Emerging markets add growth and diversification to portfolios and are trading cheaply against developed markets.
They are also more volatile and less liquid, but not necessarily riskier if risk is understood in terms of a permanent loss of capital rather than higher volatility, according to Matthew Read, senior analyst at QuotedData.
Funds, trusts or trackers?
Read, Makin and Stevenson agreed that the closed-ended structure of investment trusts is advantageous for emerging-market investing.
Liquidity is less of a concern for trust managers, who aren’t forced to sell assets to meet redemptions. This way, “the strategy can take a truly long-term view,” said Makin, which is “important in emerging markets, where investor sentiment can change quickly”.

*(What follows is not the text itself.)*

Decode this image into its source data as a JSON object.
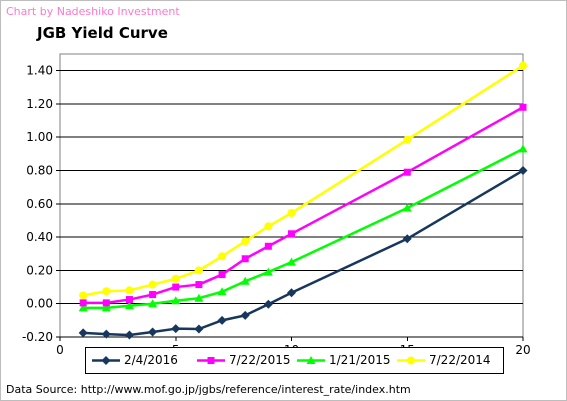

There are also other advantages that trusts have over funds (that goes beyond emerging markets), including better access to unquoted companies and frontier markets, the ability to short companies, which is difficult to do in an open-ended fund, and the ability to take on debt, as well as the discount mechanism..
In most instances, there is “a strong case” for building one’s emerging markets exposure around one or two broader emerging markets funds, said Read. But, for those with room in their portfolio, allocations to a broad frontier markets fund or some individual markets such as China, India, or Vietnam, “could also make sense”.